Export-time de-identification fails GDPR Article 25 ("data protection by default") because it stores identified data by default and de-identifies only on the way out. It fails the HIPAA Minimum Necessary standard for research workloads because it exposes identified data to any system that queries before export. As soon as a second downstream consumer exists, someone will query the identified store for a use case that should have hit the de-identified one. The structurally correct design maintains both datasets continuously from first ingestion and routes all secondary-use queries to the de-identified dataset by default.

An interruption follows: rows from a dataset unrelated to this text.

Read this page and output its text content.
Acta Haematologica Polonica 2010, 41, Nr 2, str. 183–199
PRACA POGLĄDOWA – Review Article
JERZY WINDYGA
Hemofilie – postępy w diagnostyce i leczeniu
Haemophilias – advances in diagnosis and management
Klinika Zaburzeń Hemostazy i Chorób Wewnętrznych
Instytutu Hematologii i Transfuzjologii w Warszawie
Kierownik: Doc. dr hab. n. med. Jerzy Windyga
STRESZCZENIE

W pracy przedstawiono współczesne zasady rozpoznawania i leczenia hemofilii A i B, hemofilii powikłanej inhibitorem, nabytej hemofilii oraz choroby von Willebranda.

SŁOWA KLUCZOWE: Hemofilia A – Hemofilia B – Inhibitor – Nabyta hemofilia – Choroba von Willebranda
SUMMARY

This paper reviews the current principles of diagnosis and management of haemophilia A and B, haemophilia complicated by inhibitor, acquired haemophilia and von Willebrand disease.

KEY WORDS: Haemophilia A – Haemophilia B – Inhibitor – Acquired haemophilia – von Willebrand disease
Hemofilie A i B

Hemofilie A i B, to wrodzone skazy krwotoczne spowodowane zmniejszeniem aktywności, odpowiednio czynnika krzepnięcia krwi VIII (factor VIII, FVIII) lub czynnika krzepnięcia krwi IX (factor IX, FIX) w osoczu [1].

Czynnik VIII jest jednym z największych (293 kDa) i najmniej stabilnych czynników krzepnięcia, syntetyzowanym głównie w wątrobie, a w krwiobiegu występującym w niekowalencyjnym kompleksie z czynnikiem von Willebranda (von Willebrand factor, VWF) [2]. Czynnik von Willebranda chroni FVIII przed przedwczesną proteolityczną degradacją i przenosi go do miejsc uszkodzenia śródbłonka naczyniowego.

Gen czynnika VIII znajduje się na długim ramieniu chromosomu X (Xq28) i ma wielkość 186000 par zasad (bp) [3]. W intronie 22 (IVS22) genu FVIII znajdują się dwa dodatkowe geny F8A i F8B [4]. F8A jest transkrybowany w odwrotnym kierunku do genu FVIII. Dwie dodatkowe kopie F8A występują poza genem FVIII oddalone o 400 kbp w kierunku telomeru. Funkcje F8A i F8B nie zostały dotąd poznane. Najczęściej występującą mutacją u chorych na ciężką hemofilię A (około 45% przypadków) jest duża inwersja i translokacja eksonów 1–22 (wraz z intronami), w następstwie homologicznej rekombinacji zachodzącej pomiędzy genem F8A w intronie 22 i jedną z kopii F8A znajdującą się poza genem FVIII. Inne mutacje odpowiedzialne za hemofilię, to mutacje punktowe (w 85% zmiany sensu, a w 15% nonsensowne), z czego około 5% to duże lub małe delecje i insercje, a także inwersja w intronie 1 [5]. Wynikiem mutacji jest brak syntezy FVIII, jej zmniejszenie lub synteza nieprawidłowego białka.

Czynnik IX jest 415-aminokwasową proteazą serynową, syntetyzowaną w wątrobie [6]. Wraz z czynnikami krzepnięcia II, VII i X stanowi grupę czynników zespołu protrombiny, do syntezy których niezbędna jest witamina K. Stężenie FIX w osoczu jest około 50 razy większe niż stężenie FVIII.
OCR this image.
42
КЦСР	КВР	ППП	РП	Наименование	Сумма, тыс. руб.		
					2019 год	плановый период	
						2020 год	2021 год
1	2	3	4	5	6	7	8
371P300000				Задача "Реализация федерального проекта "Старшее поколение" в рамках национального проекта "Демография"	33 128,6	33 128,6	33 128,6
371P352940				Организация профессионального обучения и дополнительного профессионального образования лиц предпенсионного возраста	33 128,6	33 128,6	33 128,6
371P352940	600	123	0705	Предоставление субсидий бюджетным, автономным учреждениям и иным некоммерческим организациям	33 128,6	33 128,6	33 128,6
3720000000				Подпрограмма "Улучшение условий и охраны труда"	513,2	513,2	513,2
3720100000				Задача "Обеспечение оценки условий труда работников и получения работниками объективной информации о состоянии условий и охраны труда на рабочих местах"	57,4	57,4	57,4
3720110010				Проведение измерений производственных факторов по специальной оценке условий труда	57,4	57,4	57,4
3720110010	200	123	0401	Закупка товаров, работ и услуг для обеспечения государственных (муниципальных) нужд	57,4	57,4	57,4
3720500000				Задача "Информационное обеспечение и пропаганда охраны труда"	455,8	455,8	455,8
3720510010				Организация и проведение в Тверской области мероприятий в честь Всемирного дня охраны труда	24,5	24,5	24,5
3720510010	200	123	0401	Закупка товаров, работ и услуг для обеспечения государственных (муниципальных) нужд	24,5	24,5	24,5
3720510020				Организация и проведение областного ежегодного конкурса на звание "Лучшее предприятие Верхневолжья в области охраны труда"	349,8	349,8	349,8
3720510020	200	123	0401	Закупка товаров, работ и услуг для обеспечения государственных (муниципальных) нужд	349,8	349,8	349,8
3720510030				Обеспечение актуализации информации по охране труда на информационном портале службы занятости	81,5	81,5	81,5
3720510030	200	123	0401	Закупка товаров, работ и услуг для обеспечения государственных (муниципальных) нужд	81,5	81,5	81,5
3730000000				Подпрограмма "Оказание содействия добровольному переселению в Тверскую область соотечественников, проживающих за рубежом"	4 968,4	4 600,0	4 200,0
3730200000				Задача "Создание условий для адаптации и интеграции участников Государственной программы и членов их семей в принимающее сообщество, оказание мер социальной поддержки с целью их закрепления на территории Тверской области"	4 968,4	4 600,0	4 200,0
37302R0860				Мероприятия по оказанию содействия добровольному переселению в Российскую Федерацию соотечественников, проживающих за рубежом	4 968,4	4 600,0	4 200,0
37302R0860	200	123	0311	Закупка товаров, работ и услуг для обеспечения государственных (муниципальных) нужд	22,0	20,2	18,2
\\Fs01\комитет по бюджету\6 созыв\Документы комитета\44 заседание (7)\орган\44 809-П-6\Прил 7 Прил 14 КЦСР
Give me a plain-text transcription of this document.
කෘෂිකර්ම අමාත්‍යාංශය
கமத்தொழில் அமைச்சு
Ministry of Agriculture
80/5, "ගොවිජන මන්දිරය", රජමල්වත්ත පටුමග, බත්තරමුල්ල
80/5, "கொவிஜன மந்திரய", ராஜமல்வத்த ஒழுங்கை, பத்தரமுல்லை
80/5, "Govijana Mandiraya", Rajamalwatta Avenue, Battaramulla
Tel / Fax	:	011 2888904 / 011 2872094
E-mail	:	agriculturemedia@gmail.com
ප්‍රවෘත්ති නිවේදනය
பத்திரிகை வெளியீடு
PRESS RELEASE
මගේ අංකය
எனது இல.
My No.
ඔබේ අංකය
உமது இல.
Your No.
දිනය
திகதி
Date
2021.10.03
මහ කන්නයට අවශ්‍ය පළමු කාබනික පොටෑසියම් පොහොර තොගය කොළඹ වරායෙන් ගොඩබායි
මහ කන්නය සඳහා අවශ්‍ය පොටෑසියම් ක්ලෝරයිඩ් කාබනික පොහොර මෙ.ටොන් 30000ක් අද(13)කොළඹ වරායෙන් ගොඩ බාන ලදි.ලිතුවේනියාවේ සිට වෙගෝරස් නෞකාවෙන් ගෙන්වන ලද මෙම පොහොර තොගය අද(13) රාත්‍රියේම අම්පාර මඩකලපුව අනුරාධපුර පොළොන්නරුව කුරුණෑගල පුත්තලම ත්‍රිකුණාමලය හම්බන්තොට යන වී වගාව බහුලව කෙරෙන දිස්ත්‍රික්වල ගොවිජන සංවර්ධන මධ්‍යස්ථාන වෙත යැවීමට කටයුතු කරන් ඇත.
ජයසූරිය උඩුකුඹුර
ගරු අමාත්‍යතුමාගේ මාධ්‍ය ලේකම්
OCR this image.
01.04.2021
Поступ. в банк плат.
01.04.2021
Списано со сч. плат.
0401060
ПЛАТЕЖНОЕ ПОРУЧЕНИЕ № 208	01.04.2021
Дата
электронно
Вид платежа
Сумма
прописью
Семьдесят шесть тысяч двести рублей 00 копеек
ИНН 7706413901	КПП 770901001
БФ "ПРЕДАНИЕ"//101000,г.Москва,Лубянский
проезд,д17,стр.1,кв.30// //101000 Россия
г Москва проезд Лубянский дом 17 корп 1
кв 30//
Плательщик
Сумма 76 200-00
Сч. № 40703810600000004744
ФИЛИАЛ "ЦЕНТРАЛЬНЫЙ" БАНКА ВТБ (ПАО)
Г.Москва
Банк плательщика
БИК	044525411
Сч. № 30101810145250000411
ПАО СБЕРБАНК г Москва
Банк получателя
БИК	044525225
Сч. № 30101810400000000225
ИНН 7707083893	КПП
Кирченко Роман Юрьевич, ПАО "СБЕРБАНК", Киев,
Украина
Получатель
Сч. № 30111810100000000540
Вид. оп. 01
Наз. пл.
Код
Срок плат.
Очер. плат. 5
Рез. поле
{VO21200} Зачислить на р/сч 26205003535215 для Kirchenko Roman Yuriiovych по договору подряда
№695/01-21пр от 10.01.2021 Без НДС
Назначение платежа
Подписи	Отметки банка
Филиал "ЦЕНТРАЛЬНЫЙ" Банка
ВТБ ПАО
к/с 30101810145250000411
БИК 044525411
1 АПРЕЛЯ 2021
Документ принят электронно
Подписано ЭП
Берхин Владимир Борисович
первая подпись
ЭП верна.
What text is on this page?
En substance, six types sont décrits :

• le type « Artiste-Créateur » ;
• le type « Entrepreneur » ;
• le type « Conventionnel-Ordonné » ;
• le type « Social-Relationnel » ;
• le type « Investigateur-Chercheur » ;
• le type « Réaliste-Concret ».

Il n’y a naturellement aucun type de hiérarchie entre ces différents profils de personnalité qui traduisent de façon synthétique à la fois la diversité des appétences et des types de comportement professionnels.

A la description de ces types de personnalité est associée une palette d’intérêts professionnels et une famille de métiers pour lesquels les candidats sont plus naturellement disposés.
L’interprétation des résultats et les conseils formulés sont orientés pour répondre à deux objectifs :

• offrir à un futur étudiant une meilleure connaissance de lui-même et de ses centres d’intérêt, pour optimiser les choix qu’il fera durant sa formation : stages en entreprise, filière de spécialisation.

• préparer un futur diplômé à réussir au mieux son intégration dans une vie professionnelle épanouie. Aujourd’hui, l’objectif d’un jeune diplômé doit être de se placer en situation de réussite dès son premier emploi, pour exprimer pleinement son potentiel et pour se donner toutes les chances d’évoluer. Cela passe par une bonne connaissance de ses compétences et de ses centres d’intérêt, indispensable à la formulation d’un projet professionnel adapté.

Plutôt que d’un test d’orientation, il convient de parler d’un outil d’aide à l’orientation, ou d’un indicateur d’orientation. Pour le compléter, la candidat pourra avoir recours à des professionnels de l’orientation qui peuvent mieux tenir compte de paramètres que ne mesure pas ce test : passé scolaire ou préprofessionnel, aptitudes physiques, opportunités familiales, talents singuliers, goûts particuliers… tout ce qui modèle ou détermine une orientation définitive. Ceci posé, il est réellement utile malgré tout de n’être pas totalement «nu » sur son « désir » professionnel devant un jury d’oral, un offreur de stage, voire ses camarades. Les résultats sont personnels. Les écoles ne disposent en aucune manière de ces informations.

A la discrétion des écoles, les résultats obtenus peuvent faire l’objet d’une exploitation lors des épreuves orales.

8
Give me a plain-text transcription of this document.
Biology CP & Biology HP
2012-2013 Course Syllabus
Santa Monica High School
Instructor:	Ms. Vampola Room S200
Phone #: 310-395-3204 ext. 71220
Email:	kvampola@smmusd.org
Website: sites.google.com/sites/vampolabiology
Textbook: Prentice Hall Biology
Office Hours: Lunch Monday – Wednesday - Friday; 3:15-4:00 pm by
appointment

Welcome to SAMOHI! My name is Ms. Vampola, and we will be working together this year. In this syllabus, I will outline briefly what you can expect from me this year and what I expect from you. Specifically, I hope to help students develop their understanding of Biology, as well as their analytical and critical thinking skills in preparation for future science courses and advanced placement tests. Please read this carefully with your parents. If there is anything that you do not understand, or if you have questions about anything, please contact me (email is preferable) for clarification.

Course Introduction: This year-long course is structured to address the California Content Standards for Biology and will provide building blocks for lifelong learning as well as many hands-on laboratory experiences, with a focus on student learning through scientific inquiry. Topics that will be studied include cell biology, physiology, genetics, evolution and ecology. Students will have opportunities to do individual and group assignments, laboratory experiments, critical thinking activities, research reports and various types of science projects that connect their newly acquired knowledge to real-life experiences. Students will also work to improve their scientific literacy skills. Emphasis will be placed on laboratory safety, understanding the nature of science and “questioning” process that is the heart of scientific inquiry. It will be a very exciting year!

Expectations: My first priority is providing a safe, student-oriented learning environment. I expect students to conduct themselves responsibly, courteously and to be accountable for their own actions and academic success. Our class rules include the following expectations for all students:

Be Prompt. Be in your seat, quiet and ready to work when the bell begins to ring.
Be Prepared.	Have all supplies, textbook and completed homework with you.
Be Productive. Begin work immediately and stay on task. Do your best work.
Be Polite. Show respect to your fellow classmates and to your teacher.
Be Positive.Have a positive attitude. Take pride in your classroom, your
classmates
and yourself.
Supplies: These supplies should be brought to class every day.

Each audit log entry is hashed using HMAC over its canonical fields plus the hash of the preceding entry, forming a chain. An administrator with direct database access can append new records but cannot silently edit or delete a prior one. Any modification breaks the chain at exactly that point, and the break is detectable on inspection. This property satisfies 21 CFR Part 11's requirement for audit trail integrity: the record is not just present, it is verifiably unaltered since it was written. The log captures who accessed data, what was accessed, when, why (purpose code), how (query text or MCP tool call), and the hash chain fields.
Consent status tracked at ingestion reflects the patient's consent at the moment the data entered the system. If a patient later withdraws consent from research use, data ingested while they consented would still be eligible under ingestion-time enforcement - even though the patient has since withdrawn. Query-time enforcement checks the patient's current consent status at the moment of each query. A patient who withdrew consent is excluded immediately, not at the next pipeline run or the next data refresh.
A terminology update - a new SNOMED CT release that adds or reorganizes concept codes - changes how concepts are mapped at the Gold tier without changing how text is extracted at the Silver tier. An extraction model retrain changes how Silver facts are produced without changing how Gold-tier business rules resolve conflicts. If these versioning layers are coupled, any change to one forces re-derivation of everything downstream. Independent versioning means a terminology update re-derives only the affected Gold mappings, leaving Silver intact. This is what makes point-in-time reconstruction tractable at population scale.
Given a query and a timestamp, the system should return the result it would have returned at that time in seconds - not through reconstructing a snapshot or re-running a pipeline with archived parameters. Patient Journey Intelligence achieves this because all four versioning layers (datasets, extraction models, terminology releases, business rules) are independently pinned and content-addressed. The reconstruction uses the Gold dataset as it existed at the target timestamp, with the extraction model versions, terminology releases, and business rules that were active at that time. All four are pinned; the answer is deterministic, not approximate.
Every project is assigned an authorized scope: which data domains it can access, which patient populations, and which purpose codes. Queries outside that scope are rejected at the database layer regardless of what SQL is written. This is different from application-level enforcement, where the application decides what to query and the database executes any valid SQL. Database-layer enforcement means a misconfigured or compromised application cannot accidentally or maliciously access out-of-scope data. It also means enforcement is consistent across SQL queries, REST API calls, and MCP tool invocations - all three access patterns route through the same policy enforcement point.